An interesting midrashic telling of Moses
notes that in the description of the first 3 of the 10 plagues in Exodus - the blood, frogs, and lice - it was Aaron rather than Moses who struck the Nile River and the sand, the sources of these plagues. Why so? Because the Nile...had protected [Moses] from Pharaoh's decree that all male Israelite infants be drowned at birth. Similarly, the sand - which had concealed the body of the Egyptian taskmaster Moses had killed...had saved Moses from Pharaoh's wrath and from prosecution and death. In gratitude to the Nile and to the sand, Moses did not want to be the one to smite them with his staff, and Aaron was delegated by God to do so. The moral the rabbis were conveying is that if one has to show gratitude even to inanimate objects, how much more must we show gratitude to humans who have benefited us?
Gratitude is an essential quality that is too often forgotten and underscored. This Thanksgiving holiday, reflect on the love that makes the anguish possible, the friends and family that make life worth living, and the unique feeling of what it is to even exist.
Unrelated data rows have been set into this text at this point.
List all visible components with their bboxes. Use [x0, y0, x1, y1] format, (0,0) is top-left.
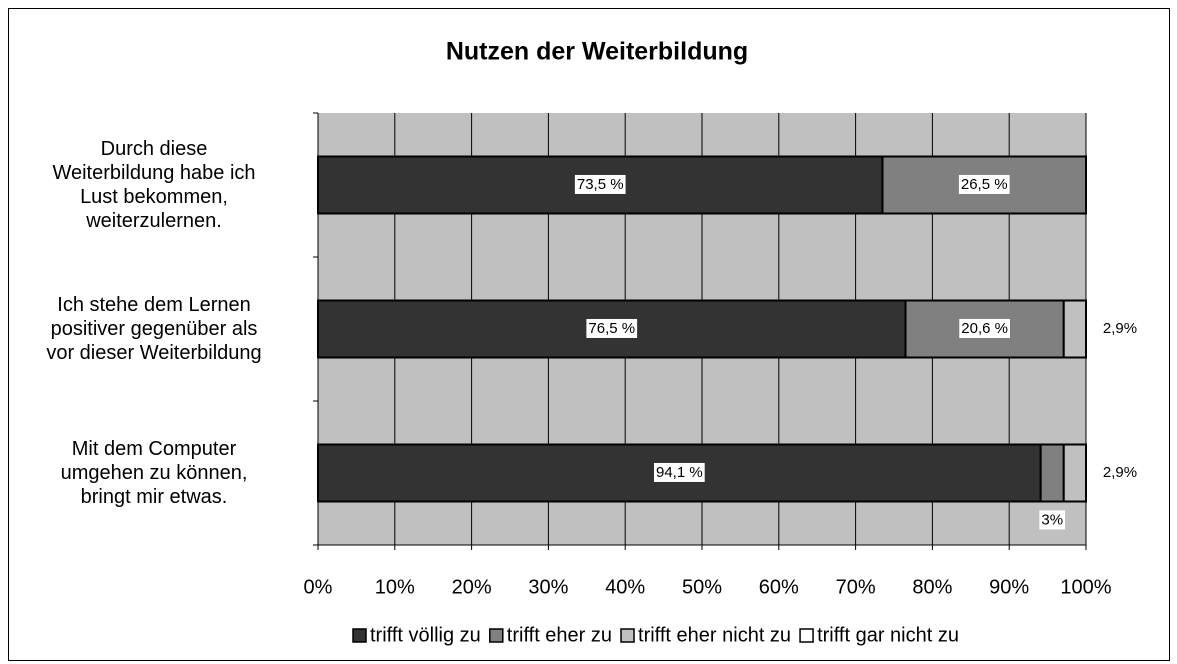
x-tick-label: 30% [528, 576, 568, 598]
bar-segment [1062, 443, 1088, 503]
value-label: 73,5 % [577, 176, 624, 193]
category-label: Mit dem Computer umgehen zu können, brin… [60, 438, 248, 508]
legend-label: trifft völlig zu [370, 624, 481, 646]
value-label: 94,1 % [656, 464, 703, 481]
bar-segment [1062, 299, 1088, 359]
x-tick-label: 70% [836, 576, 876, 598]
x-tick-label: 40% [605, 576, 645, 598]
value-label-box [653, 462, 705, 482]
value-label-box [574, 174, 626, 194]
value-label: 76,5 % [588, 320, 635, 337]
value-label-box [1039, 510, 1066, 530]
x-tick-label: 0% [304, 576, 333, 598]
x-tick-label: 10% [375, 576, 415, 598]
x-tick-label: 80% [912, 576, 952, 598]
legend-swatch [799, 628, 814, 643]
value-label-box [586, 318, 638, 338]
legend-label: trifft eher zu [507, 624, 612, 646]
bar-segment [1039, 443, 1065, 503]
value-label: 3% [1041, 511, 1063, 528]
value-label: 2,9% [1103, 320, 1137, 337]
x-tick-label: 60% [759, 576, 799, 598]
bar-segment [881, 155, 1087, 215]
value-label: 20,6 % [961, 320, 1008, 337]
value-label-box [959, 318, 1010, 338]
value-label-box [958, 174, 1010, 194]
x-tick-label: 100% [1060, 576, 1111, 598]
category-label: Ich stehe dem Lernen positiver gegenüber… [46, 294, 262, 364]
legend-swatch [352, 628, 367, 643]
legend-label: trifft gar nicht zu [817, 624, 959, 646]
legend-swatch [620, 628, 635, 643]
x-tick-label: 50% [682, 576, 722, 598]
legend-label: trifft eher nicht zu [638, 624, 791, 646]
x-tick-label: 20% [452, 576, 492, 598]
category-label: Durch diese Weiterbildung habe ich Lust … [52, 138, 256, 232]
x-tick-label: 90% [989, 576, 1029, 598]
chart-title: Nutzen der Weiterbildung [446, 38, 748, 66]
value-label: 2,9% [1103, 464, 1137, 481]
value-label: 26,5 % [961, 176, 1008, 193]
legend-swatch [489, 628, 504, 643]
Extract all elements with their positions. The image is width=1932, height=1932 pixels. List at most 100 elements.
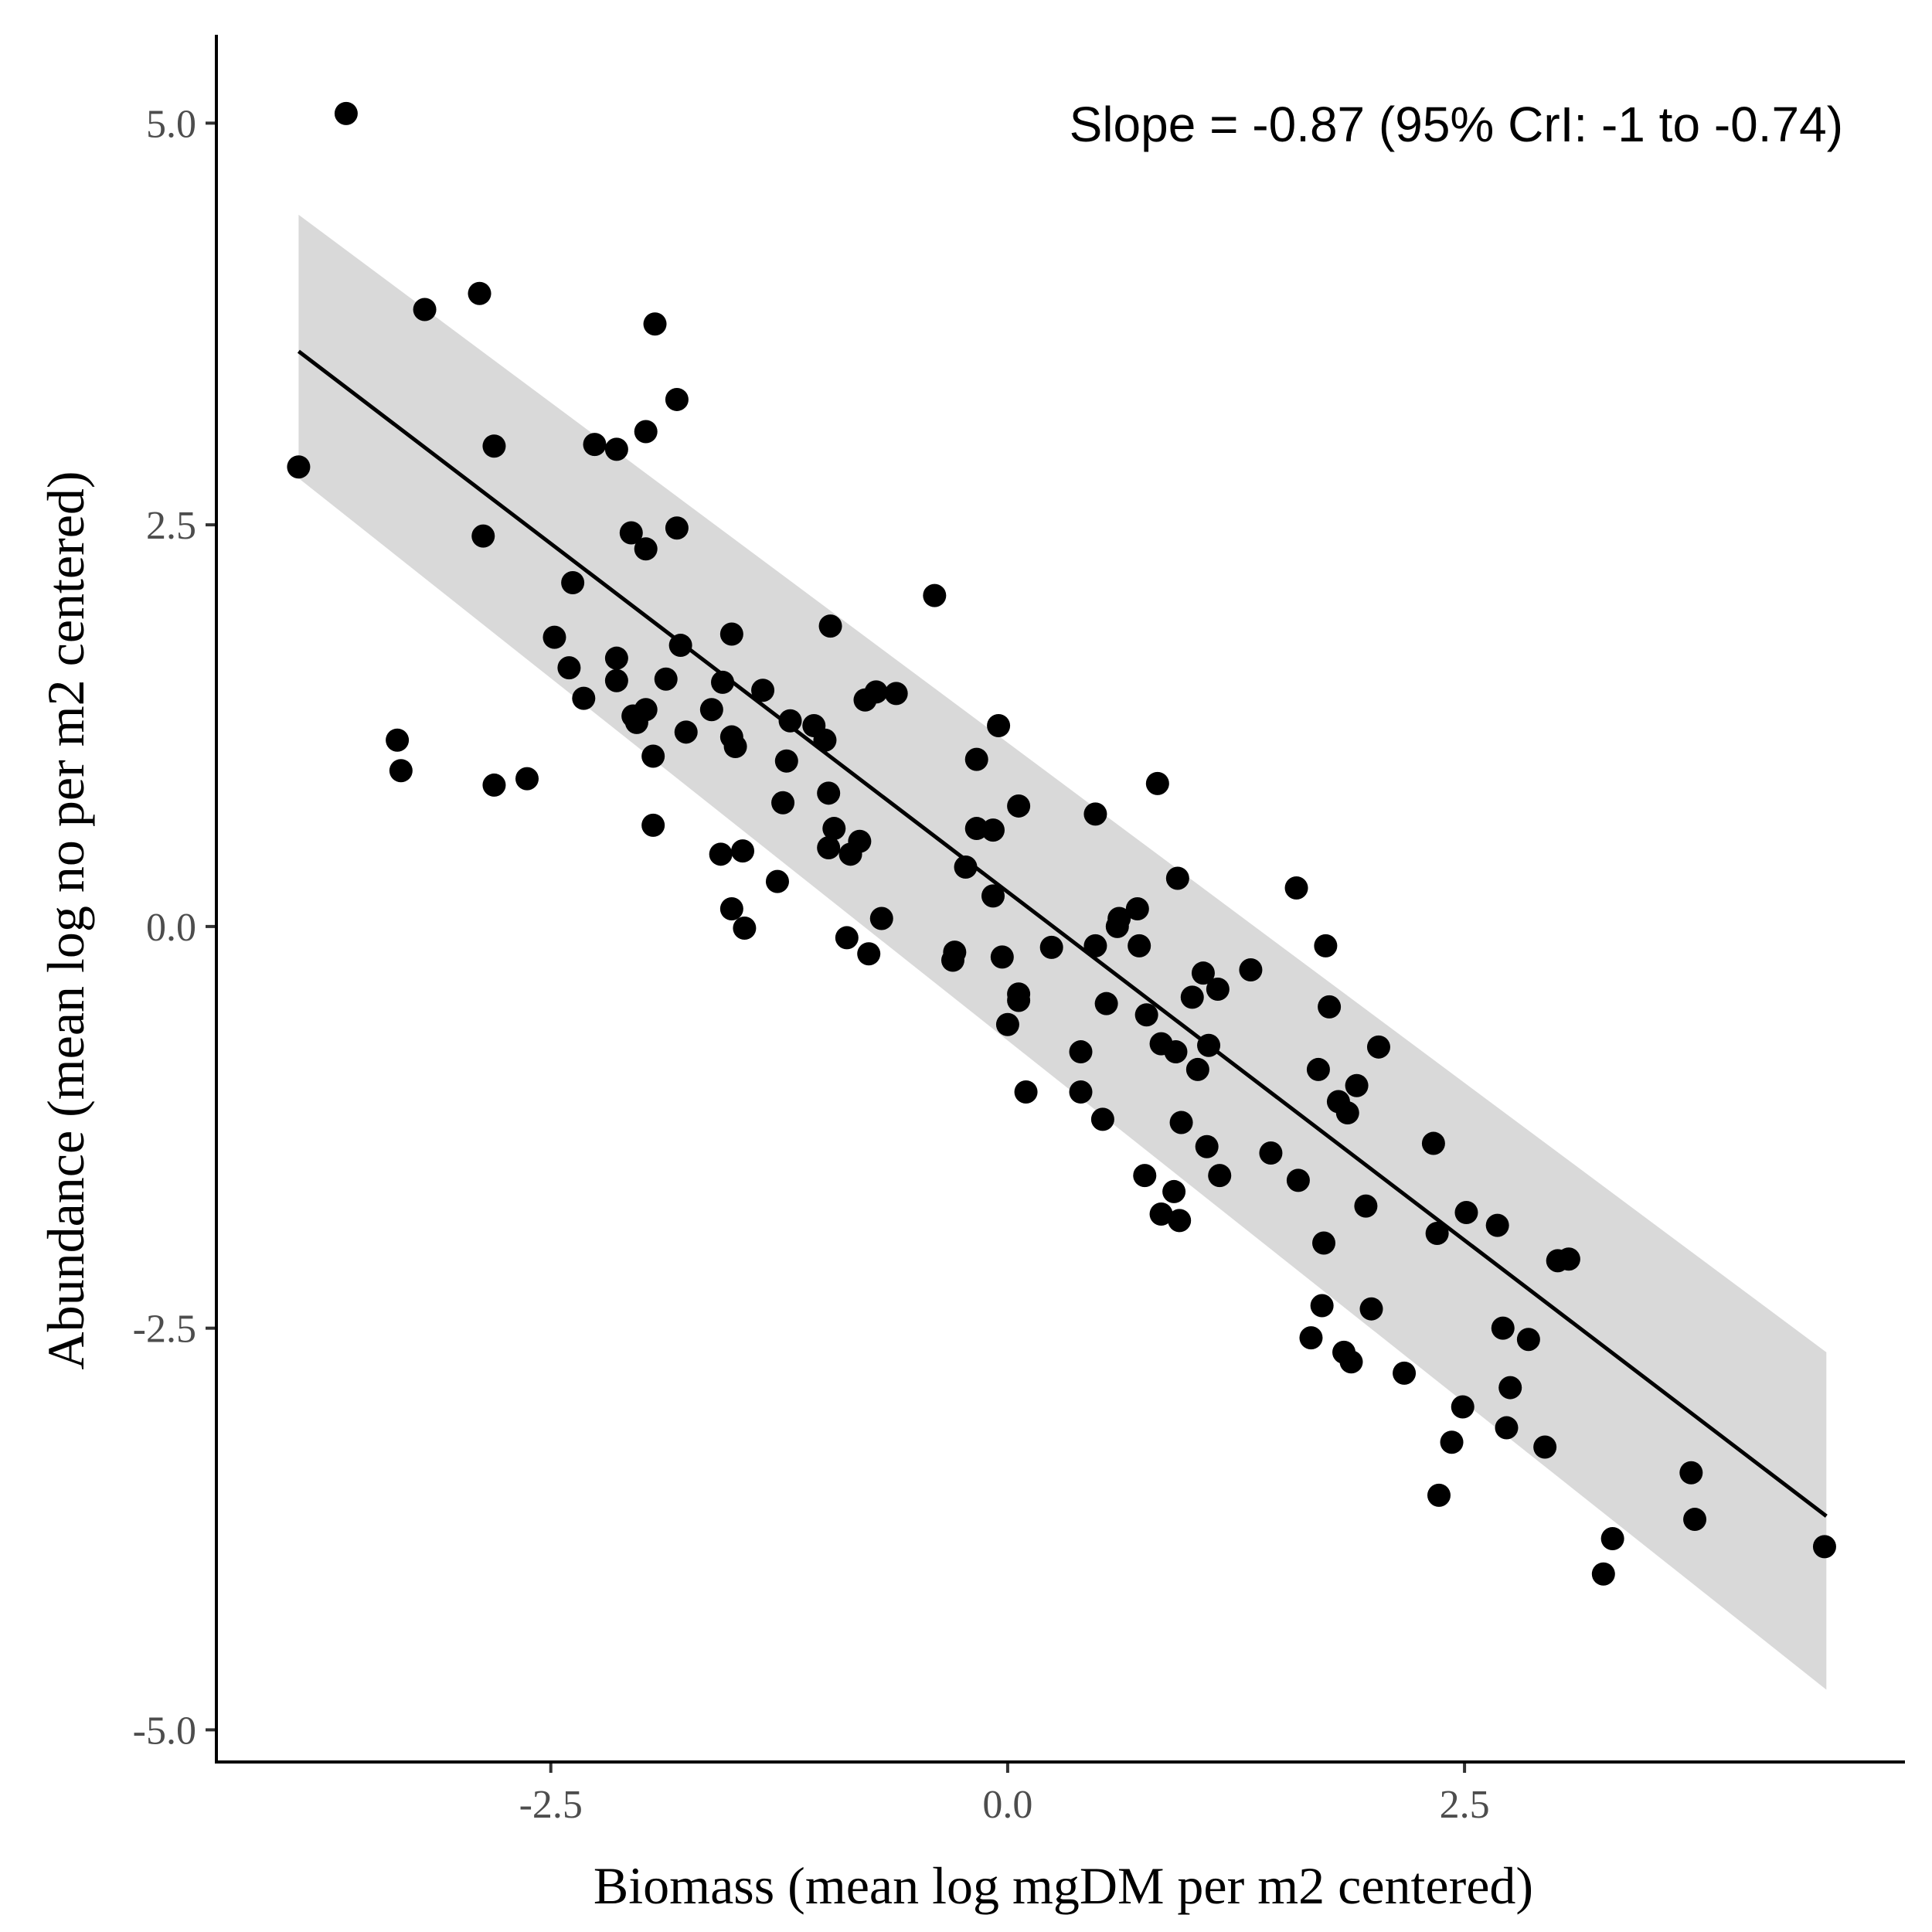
data-point <box>709 842 733 866</box>
data-point <box>731 839 755 863</box>
data-point <box>1185 1057 1209 1081</box>
data-point <box>733 916 757 940</box>
data-point <box>1014 1080 1038 1104</box>
data-point <box>641 744 665 768</box>
data-point <box>857 942 881 966</box>
data-point <box>817 836 841 860</box>
slope-annotation: Slope = -0.87 (95% CrI: -1 to -0.74) <box>1070 97 1843 152</box>
data-point <box>699 698 723 722</box>
data-point <box>1299 1326 1323 1350</box>
x-axis-ticks: -2.5 0.0 2.5 <box>519 1762 1490 1827</box>
data-point <box>987 714 1011 737</box>
data-point <box>1591 1562 1615 1586</box>
data-point <box>583 433 607 457</box>
data-point <box>1427 1483 1451 1507</box>
data-point <box>771 791 795 815</box>
data-point <box>515 767 539 791</box>
data-point <box>634 698 658 722</box>
y-tick-label: 0.0 <box>146 906 196 950</box>
y-tick-label: 2.5 <box>146 504 196 548</box>
data-point <box>1683 1508 1707 1532</box>
data-point <box>778 709 802 733</box>
data-point <box>1169 1111 1193 1134</box>
data-point <box>1679 1461 1703 1485</box>
data-point <box>1393 1361 1417 1385</box>
data-point <box>668 634 692 658</box>
data-point <box>1533 1435 1557 1459</box>
data-point <box>1516 1328 1540 1352</box>
data-point <box>964 747 988 771</box>
regression-line <box>297 349 1828 1518</box>
data-point <box>572 686 596 710</box>
data-point <box>1191 961 1215 985</box>
data-point <box>604 646 628 670</box>
data-point <box>1165 866 1189 890</box>
data-point <box>1007 794 1031 818</box>
data-point <box>1125 897 1149 921</box>
data-point <box>604 437 628 461</box>
data-point <box>1069 1040 1093 1064</box>
data-point <box>835 926 859 950</box>
data-point <box>641 813 665 837</box>
data-point <box>1197 1033 1221 1057</box>
data-point <box>981 818 1005 842</box>
data-point <box>1208 1164 1232 1188</box>
data-point <box>1286 1168 1310 1192</box>
data-point <box>1310 1294 1334 1318</box>
data-point <box>643 312 667 336</box>
confidence-ribbon <box>298 214 1827 1690</box>
data-point <box>1314 934 1338 957</box>
y-axis-title: Abundance (mean log no per m2 centered) <box>36 471 95 1369</box>
data-point <box>848 829 872 853</box>
data-point <box>864 680 888 704</box>
data-point <box>334 101 358 125</box>
data-point <box>1164 1040 1188 1064</box>
y-tick-label: 5.0 <box>146 102 196 146</box>
data-point <box>557 656 581 680</box>
data-point <box>1318 995 1342 1019</box>
data-point <box>817 781 841 805</box>
data-point <box>1145 771 1169 795</box>
data-point <box>665 516 689 540</box>
data-point <box>1339 1350 1363 1374</box>
data-point <box>634 420 658 444</box>
data-point <box>1485 1213 1509 1237</box>
data-point <box>1421 1131 1445 1155</box>
data-point <box>1366 1035 1390 1059</box>
data-point <box>995 1012 1019 1036</box>
data-point <box>813 728 837 752</box>
data-point <box>1600 1527 1624 1551</box>
data-point <box>468 281 492 305</box>
data-point <box>604 668 628 692</box>
data-point <box>1454 1200 1478 1224</box>
data-point <box>981 884 1005 908</box>
data-point <box>723 735 747 759</box>
data-point <box>543 625 566 649</box>
data-point <box>561 570 585 594</box>
data-point <box>1107 906 1131 930</box>
data-point <box>482 434 506 458</box>
data-point <box>774 749 798 773</box>
data-point <box>711 670 735 694</box>
data-point <box>1206 977 1230 1001</box>
data-point <box>1149 1202 1173 1226</box>
data-point <box>1007 982 1031 1006</box>
data-points <box>287 101 1836 1586</box>
data-point <box>1495 1416 1519 1440</box>
data-point <box>1335 1101 1359 1125</box>
data-point <box>1498 1376 1522 1400</box>
data-point <box>1451 1395 1475 1419</box>
data-point <box>1128 934 1151 957</box>
y-axis-ticks: -5.0 -2.5 0.0 2.5 5.0 <box>133 102 216 1753</box>
x-tick-label: 2.5 <box>1440 1783 1490 1827</box>
data-point <box>1162 1179 1186 1203</box>
data-point <box>1069 1080 1093 1104</box>
data-point <box>413 298 437 321</box>
data-point <box>1259 1141 1283 1165</box>
data-point <box>719 622 743 646</box>
data-point <box>822 817 846 841</box>
data-point <box>1440 1430 1464 1454</box>
data-point <box>482 773 506 797</box>
data-point <box>389 759 413 783</box>
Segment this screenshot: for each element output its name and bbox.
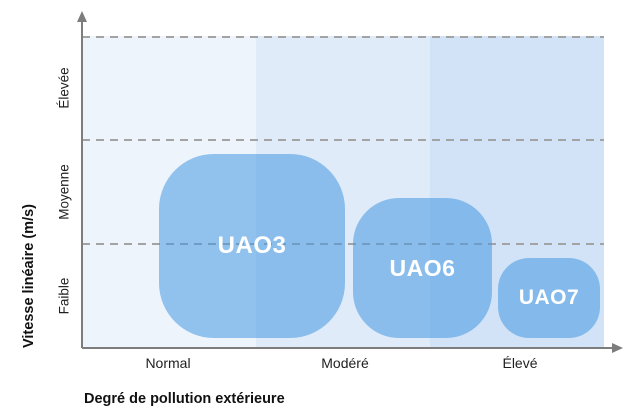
y-tick-faible: Faible [56,277,72,315]
x-axis-line [82,347,613,349]
x-tick-normal: Normal [145,355,191,371]
y-axis-title: Vitesse linéaire (m/s) [21,203,37,349]
y-axis-arrow-icon [76,11,87,22]
x-axis-title: Degré de pollution extérieure [84,391,285,407]
zone-uao6-label: UAO6 [389,254,456,281]
zone-uao7-label: UAO7 [518,286,580,309]
x-tick-modere: Modéré [321,355,369,371]
zone-uao6: UAO6 [353,198,492,338]
zone-uao3: UAO3 [159,154,345,338]
y-tick-elevee: Élevée [56,67,72,109]
zone-uao3-label: UAO3 [217,232,287,259]
x-tick-eleve: Élevé [502,355,538,371]
zone-uao7: UAO7 [498,258,600,338]
gridline-elevee-top [82,36,604,38]
plot-area: UAO3 UAO6 UAO7 [82,36,604,348]
x-axis-arrow-icon [612,342,623,353]
y-axis-line [81,16,83,348]
gridline-moyenne-top [82,139,604,141]
y-tick-moyenne: Moyenne [56,164,72,220]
Be grateful for the blessings all around you by becoming a blessing to all around you.
UPDATE: President Eyring has a new article in the December 2011 Ensign entitled "The Choice to Be Grateful."
1. For reading on the problem of evil and suffering, see Truman G. Madsen, "Human Anguish and Divine Love," Four Essays on Love (Provo, UT: Communications Workshop, 1971); Blake T. Ostler, David L. Paulsen, "Sin, Suffering, and Soul-Making: Joseph Smith on the Problem of Evil," Revelation, Reason, and Faith: Essays in Honor of Truman G. Madsen, eds. Donald W. Parry, Daniel C. Peterson, Stephen D. Ricks (Provo, UT: FARMS, 2002); Loyd Ericson, "'Which Thing I Had Never Supposed': The Problem of Evil and the Problem of Man," Sunstone 159 (June 2010); David B. Hart, "Tsunami and Theodicy," First Things (March 2005).
2. Barbara L. Frederickson, "Gratitude, Like Other Positive Emotions, Broadens and Builds," The Psychology of Gratitude, ed. Robert Emmons, Michael McCullough (New York: Oxford University Press, 2004), 156.
3. Frederickson, 2004, 154.
4. Aafke Elisabeth Komter, "Gratitude and Gift Exchange," The Psychology of Gratitude, ed. Emmons, McCullough (New York: Oxford University Press, 2004), 203-204.
5. Solomon Schimmel, "Gratitude in Judaism," The Psychology of Gratitude, ed. Emmons, McCullough (New York: Oxford University Press, 2004), 44-45.